In the bowl, Rasavyth shifts. "This. A bronzerider that serves to protect my home and the people of its sweep?" The arch of his brow is not dissimilar in effect to how she looked at him about the lepers. "You don't like dragonmen?" K'zin questions quite directly.

Giving as good as she getting, Farideh has a sarcastic smile for him. "Why would I live at a Weyr if I didn't like dragonmen?

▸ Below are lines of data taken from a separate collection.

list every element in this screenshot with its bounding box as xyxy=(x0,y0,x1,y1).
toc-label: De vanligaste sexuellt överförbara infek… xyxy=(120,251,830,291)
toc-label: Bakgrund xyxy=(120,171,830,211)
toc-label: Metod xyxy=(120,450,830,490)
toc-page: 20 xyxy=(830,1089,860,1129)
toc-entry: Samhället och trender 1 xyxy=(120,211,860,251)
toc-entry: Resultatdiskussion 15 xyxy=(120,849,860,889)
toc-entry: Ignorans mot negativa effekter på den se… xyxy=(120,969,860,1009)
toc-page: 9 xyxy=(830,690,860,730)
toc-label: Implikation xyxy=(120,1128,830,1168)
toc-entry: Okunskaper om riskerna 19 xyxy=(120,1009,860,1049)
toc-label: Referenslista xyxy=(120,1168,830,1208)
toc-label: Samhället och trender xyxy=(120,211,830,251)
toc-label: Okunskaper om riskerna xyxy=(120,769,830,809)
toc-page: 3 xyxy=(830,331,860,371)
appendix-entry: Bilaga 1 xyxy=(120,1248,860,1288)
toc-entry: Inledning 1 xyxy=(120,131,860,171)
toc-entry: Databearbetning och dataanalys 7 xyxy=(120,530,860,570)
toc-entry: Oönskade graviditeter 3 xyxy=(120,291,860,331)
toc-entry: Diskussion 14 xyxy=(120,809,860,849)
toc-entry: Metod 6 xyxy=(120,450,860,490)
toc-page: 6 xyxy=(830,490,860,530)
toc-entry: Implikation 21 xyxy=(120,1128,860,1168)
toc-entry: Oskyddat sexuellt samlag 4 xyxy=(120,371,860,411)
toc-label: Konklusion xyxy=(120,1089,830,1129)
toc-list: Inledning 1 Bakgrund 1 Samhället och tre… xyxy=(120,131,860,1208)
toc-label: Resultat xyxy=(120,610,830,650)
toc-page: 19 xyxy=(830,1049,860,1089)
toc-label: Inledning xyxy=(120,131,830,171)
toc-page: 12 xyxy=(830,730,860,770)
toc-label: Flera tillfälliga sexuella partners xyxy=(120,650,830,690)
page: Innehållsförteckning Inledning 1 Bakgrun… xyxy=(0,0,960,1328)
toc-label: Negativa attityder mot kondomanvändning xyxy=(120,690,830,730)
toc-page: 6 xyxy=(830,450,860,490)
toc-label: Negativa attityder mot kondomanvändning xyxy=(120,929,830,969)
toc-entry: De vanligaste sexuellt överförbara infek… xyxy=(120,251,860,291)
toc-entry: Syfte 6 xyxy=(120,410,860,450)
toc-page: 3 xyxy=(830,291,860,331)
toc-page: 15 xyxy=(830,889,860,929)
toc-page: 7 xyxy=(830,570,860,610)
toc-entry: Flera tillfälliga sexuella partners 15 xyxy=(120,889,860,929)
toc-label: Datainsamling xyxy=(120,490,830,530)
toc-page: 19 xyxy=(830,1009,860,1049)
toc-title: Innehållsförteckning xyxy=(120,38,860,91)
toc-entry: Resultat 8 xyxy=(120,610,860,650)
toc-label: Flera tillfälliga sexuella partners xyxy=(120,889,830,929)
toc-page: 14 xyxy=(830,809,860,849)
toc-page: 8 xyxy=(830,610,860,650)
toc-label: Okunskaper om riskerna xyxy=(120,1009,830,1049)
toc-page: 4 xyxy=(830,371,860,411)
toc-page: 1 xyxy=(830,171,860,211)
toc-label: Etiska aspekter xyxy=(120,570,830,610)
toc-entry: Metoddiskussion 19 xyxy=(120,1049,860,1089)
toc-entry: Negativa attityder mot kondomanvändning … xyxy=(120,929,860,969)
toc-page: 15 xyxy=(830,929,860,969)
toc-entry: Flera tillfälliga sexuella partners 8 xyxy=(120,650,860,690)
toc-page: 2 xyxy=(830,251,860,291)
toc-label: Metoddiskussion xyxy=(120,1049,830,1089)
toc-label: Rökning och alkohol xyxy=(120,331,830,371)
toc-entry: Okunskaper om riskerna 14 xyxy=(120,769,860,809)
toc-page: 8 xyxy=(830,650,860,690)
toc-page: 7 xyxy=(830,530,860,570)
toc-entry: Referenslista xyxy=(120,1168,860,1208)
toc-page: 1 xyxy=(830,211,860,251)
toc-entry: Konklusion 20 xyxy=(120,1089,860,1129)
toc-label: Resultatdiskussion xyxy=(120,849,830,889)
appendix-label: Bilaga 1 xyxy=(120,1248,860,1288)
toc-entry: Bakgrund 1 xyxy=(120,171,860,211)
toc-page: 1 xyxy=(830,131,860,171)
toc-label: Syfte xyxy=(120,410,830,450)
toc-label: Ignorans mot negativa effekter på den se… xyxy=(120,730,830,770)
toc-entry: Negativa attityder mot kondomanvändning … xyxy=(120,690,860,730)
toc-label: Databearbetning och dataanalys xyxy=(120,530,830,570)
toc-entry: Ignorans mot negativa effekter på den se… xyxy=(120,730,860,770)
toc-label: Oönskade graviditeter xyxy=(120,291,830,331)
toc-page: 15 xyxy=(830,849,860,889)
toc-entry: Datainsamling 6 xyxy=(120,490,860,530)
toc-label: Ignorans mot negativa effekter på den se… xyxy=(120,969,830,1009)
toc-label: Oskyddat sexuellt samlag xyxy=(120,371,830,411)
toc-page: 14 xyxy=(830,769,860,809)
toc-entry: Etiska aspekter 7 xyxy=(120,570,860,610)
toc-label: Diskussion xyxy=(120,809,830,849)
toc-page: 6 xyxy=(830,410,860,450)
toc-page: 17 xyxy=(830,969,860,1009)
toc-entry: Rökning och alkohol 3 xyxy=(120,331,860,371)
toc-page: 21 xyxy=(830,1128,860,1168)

I love dragonmen! You fly, you fight Thread, and hey, maybe most of you look great without a shirt on, but that doesn't change the fact that you could have been a great crafter." She ends with a point and a purposeful stare, "Don't be so serious."

"That was going to be my next question," K'zin admits. Hopefully he has more imagination for Smithing than for conversation. But then he's rising, "Sorry to offend you by my chosen occupation." Although really, it seems more likely that he's the one offended here as he tucks his sheaf under his arm. "Enjoy your day, Farideh," he offers with more politeness than can be genuine before turning to head inside.

Narrowed eyes follow his retreat, but, in the end all Farideh does is shrug and make a leisurely exit herself, down the stairs, and towards the lower caverns.